Research groups at UCLA and the National Institutes of Health have discovered a potential treatment for a rare genetic disease in which children age prematurely and usually die by the time they reach their teens.
The finding, reported online today in the Proceedings of the National Academy of Sciences, showed that a class of cancer-fighting drugs corrected abnormalities in cells taken from patients with Hutchinson-Gilford progeria syndrome, which affects one in 4 million children.
The drugs might help prolong the children’s lives or block a host of problems, such as poor growth, loss of hair and body fat, and atherosclerosis, scientists said.
The finding also opens a potential avenue of research into the causes of normal aging, they said.
Children who have the progeria syndrome, which was identified more than a century ago, appear normal when born but, within the first year, their growth slows dramatically. By about age 2, they have lost their hair. They generally never reach 4 feet in height nor surpass a weight of 35 pounds.
In 2003, a team of scientists led by Dr. Francis S. Collins, director of the NIH’s National Human Genome Research Institute, reported that they had found the gene causing the defect. Known as LMNA, it directs creation of a protein called lamin A.
Under normal circumstances, lamin A proteins accumulate in a layer just inside the cell nucleus.

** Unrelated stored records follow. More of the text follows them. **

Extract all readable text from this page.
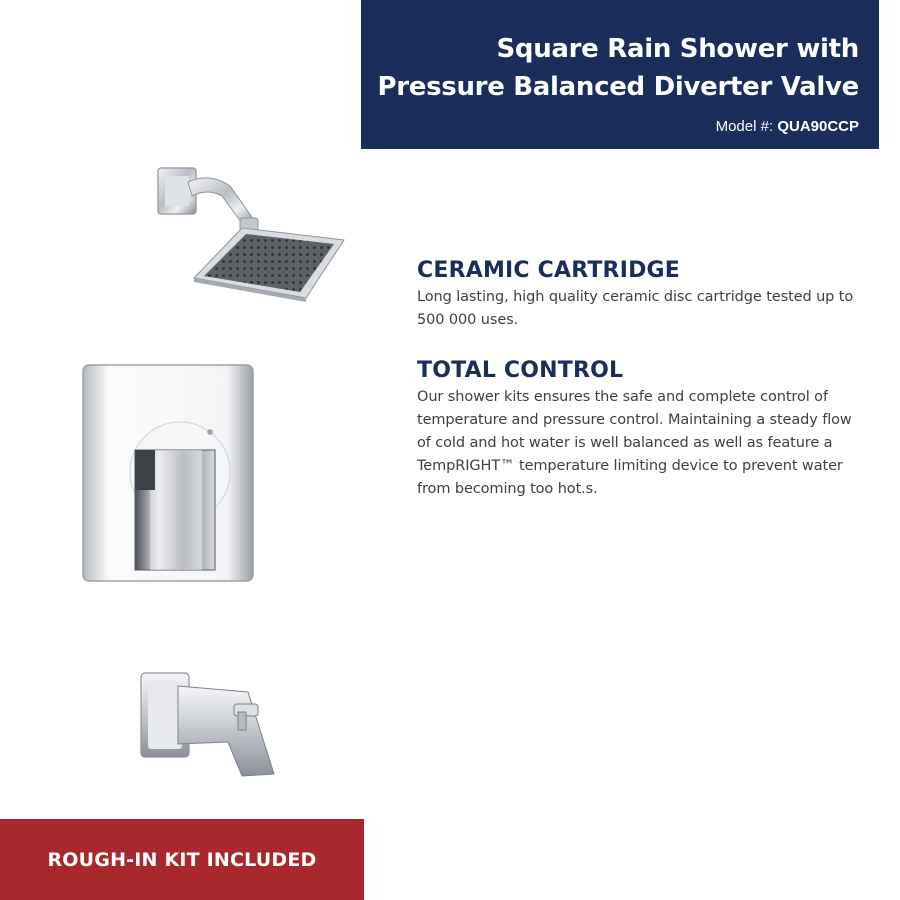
Square Rain Shower with
Pressure Balanced Diverter Valve
Model #: QUA90CCP
CERAMIC CARTRIDGE
Long lasting, high quality ceramic disc cartridge tested up to 500 000 uses.
TOTAL CONTROL
Our shower kits ensures the safe and complete control of temperature and pressure control. Maintaining a steady flow of cold and hot water is well balanced as well as feature a TempRIGHT™ temperature limiting device to prevent water from becoming too hot.s.
ROUGH-IN KIT INCLUDED
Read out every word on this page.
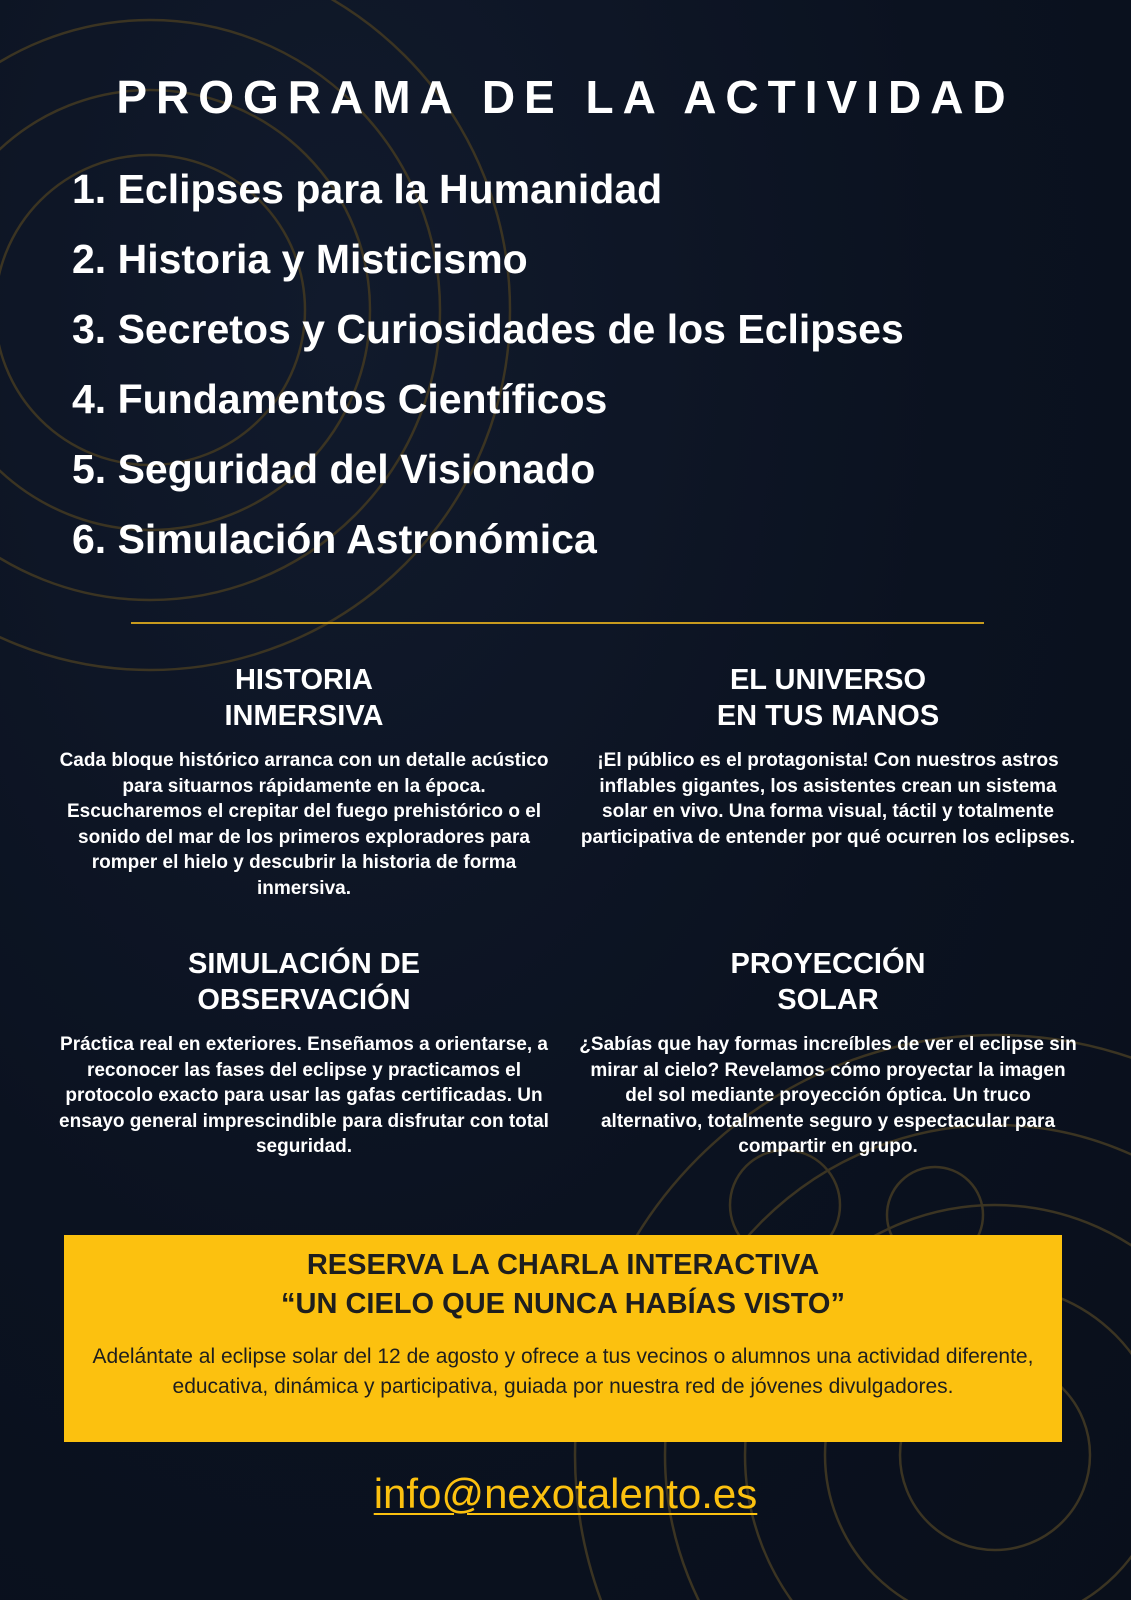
PROGRAMA DE LA ACTIVIDAD
1. Eclipses para la Humanidad
2. Historia y Misticismo
3. Secretos y Curiosidades de los Eclipses
4. Fundamentos Científicos
5. Seguridad del Visionado
6. Simulación Astronómica
HISTORIA
INMERSIVA

Cada bloque histórico arranca con un detalle acústico para situarnos rápidamente en la época. Escucharemos el crepitar del fuego prehistórico o el sonido del mar de los primeros exploradores para romper el hielo y descubrir la historia de forma inmersiva.

EL UNIVERSO
EN TUS MANOS

¡El público es el protagonista! Con nuestros astros inflables gigantes, los asistentes crean un sistema solar en vivo. Una forma visual, táctil y totalmente participativa de entender por qué ocurren los eclipses.

SIMULACIÓN DE
OBSERVACIÓN

Práctica real en exteriores. Enseñamos a orientarse, a reconocer las fases del eclipse y practicamos el protocolo exacto para usar las gafas certificadas. Un ensayo general imprescindible para disfrutar con total seguridad.

PROYECCIÓN
SOLAR

¿Sabías que hay formas increíbles de ver el eclipse sin mirar al cielo? Revelamos cómo proyectar la imagen del sol mediante proyección óptica. Un truco alternativo, totalmente seguro y espectacular para compartir en grupo.

RESERVA LA CHARLA INTERACTIVA
“UN CIELO QUE NUNCA HABÍAS VISTO”

Adelántate al eclipse solar del 12 de agosto y ofrece a tus vecinos o alumnos una actividad diferente, educativa, dinámica y participativa, guiada por nuestra red de jóvenes divulgadores.

info@nexotalento.es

But in Hutchinson-Gilford progeria patients, lamin A never gets to its correct destination. Instead, it builds up on the membrane of the nucleus. The nucleus becomes misshapen, with bulging projections pushing into the cell’s cytoplasm.

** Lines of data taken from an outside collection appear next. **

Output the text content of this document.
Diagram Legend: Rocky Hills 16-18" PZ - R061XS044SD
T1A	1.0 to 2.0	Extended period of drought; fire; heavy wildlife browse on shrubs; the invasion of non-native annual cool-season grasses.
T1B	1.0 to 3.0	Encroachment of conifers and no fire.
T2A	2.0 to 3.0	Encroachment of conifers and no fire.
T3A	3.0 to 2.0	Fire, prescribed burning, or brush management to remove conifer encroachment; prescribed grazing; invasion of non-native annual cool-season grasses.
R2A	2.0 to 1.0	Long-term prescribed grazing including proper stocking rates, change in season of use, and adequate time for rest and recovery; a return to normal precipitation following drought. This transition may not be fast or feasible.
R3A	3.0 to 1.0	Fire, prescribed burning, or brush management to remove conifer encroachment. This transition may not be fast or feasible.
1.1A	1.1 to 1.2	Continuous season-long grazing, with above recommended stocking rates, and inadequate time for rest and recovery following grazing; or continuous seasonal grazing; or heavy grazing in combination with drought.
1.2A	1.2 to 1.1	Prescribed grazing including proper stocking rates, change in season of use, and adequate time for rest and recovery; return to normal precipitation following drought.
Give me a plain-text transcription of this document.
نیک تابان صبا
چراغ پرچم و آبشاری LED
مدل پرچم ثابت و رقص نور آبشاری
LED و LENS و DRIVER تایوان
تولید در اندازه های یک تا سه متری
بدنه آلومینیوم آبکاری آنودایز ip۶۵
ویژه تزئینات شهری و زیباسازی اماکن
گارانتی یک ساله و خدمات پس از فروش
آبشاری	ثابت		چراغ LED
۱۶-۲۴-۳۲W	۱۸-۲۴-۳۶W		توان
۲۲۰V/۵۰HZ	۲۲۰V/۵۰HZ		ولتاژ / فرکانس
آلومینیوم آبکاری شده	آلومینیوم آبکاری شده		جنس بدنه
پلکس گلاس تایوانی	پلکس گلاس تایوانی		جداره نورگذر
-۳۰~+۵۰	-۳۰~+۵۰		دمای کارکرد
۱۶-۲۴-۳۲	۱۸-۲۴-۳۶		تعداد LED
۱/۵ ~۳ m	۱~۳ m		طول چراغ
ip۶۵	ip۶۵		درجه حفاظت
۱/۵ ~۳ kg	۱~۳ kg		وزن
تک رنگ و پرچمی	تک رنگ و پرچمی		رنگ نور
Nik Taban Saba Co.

In the two separate papers, Collins’ team and that of Drs. Stephen Young and Loren Fong at UCLA reported that they had eradicated the projections in human cells by using a class of drugs known as farnesyltransferase inhibitors.

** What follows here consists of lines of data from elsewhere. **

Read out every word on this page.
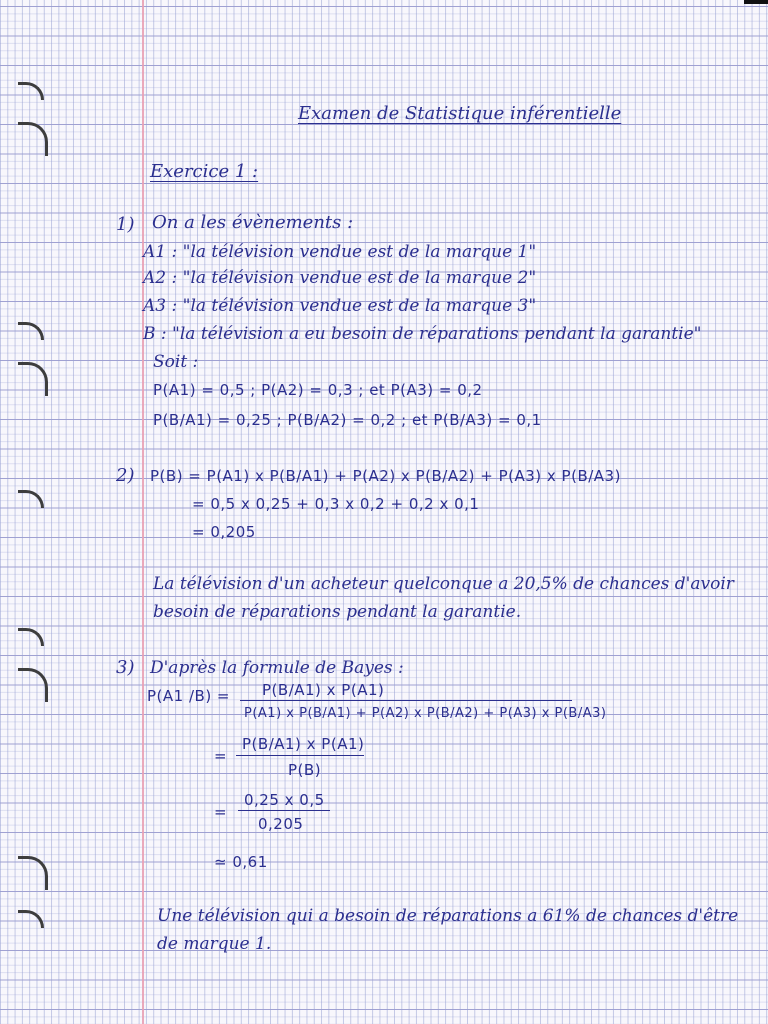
Examen de Statistique inférentielle
Exercice 1 :
1) On a les évènements :
A1 : "la télévision vendue est de la marque 1"
A2 : "la télévision vendue est de la marque 2"
A3 : "la télévision vendue est de la marque 3"
B : "la télévision a eu besoin de réparations pendant la garantie"
Soit :
P(A1) = 0,5 ; P(A2) = 0,3 ; et P(A3) = 0,2
P(B/A1) = 0,25 ; P(B/A2) = 0,2 ; et P(B/A3) = 0,1
2) P(B) = P(A1) x P(B/A1) + P(A2) x P(B/A2) + P(A3) x P(B/A3)
= 0,5 x 0,25 + 0,3 x 0,2 + 0,2 x 0,1
= 0,205
La télévision d'un acheteur quelconque a 20,5% de chances d'avoir
besoin de réparations pendant la garantie.
3) D'après la formule de Bayes :
P(A1 /B) = P(B/A1) x P(A1)
P(A1) x P(B/A1) + P(A2) x P(B/A2) + P(A3) x P(B/A3)
=
P(B/A1) x P(A1)
P(B)
=
0,25 x 0,5
0,205
≃ 0,61
Une télévision qui a besoin de réparations a 61% de chances d'être
de marque 1.
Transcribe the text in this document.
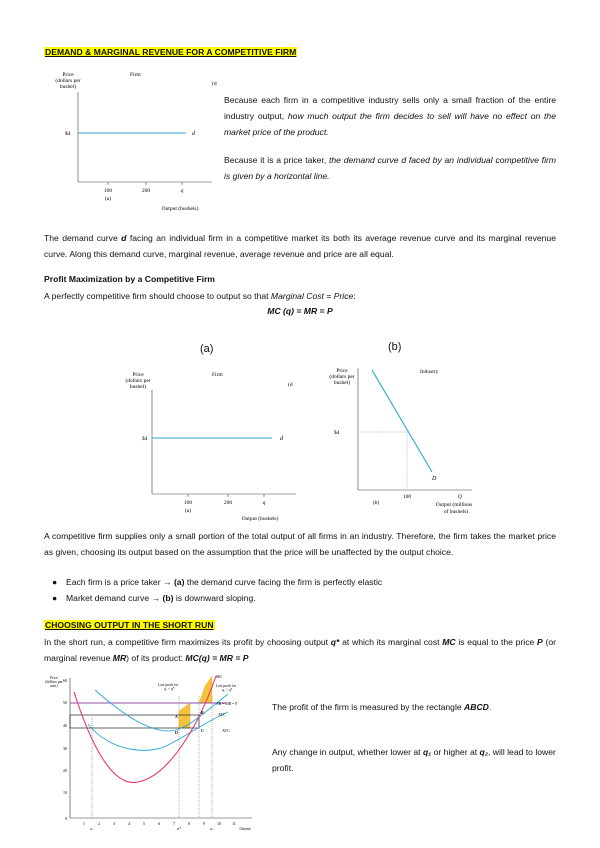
DEMAND & MARGINAL REVENUE FOR A COMPETITIVE FIRM
Price
(dollars per
bushel)
Firm
(d
$4	d
100	200	q
(a)
Output (bushels)
Because each firm in a competitive industry sells only a small fraction of the entire industry output, how much output the firm decides to sell will have no effect on the market price of the product.
Because it is a price taker, the demand curve d faced by an individual competitive firm is given by a horizontal line.
The demand curve d facing an individual firm in a competitive market its both its average revenue curve and its marginal revenue curve. Along this demand curve, marginal revenue, average revenue and price are all equal.
Profit Maximization by a Competitive Firm
A perfectly competitive firm should choose to output so that Marginal Cost = Price:
MC (q) = MR = P
(a)	(b)
Price
(dollars per
bushel)
Firm
(d
$4	d
100	200	q
(a)
Output (bushels)
Price
(dollars per
bushel)
Industry
$4
D
100	Q
(b)	Output (millions
of bushels)
A competitive firm supplies only a small portion of the total output of all firms in an industry. Therefore, the firm takes the market price as given, choosing its output based on the assumption that the price will be unaffected by the output choice.
● Each firm is a price taker → (a) the demand curve facing the firm is perfectly elastic
● Market demand curve → (b) is downward sloping.
CHOOSING OUTPUT IN THE SHORT RUN
In the short run, a competitive firm maximizes its profit by choosing output q* at which its marginal cost MC is equal to the price P (or marginal revenue MR) of its product: MC(q) = MR = P
Price
(dollars per
unit)
60
50
40
30
20
10
0
MC
ATC
AVC
AR = MR = P
Lost profit for
q₁ < q*
Lost profit for
q₂ > q*
A
B
C
D
1	2	3	4	5	6	7	8	9	10	11
q₁	q*	q₂	Output
The profit of the firm is measured by the rectangle ABCD.
Any change in output, whether lower at q₁ or higher at q₂, will lead to lower profit.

Young and Fong had earlier shown the same effect using the drugs on mouse cells containing the defective human LMNA gene.
The drugs prevent lamin A from reaching the nuclear membrane so it cannot build up there.
The scientists are uncertain if the drug treatment will translate into a useful therapy.
The next step, both teams said, would be to treat mice genetically engineered with the human gene for Hutchinson-Gilford progeria. Collins said a human clinical trial could begin as early as spring if the results were promising.
Some farnesyltransferase inhibitors have been extensively tested for safety, including in children, because of their promise in fighting certain cancers. Several are in advanced clinical trials.
“We just really are phenomenally fortunate,” said Dr. Leslie B. Gordon, medical director of the nonprofit Progeria Research Foundation, assistant professor of pediatrics at Brown University in Rhode Island and a co-author on Collins’ team.
Gordon, who has a child with progeria, said it is unlikely that the drugs would have undergone such costly and extensive testing for progeria itself because the disease is so rare.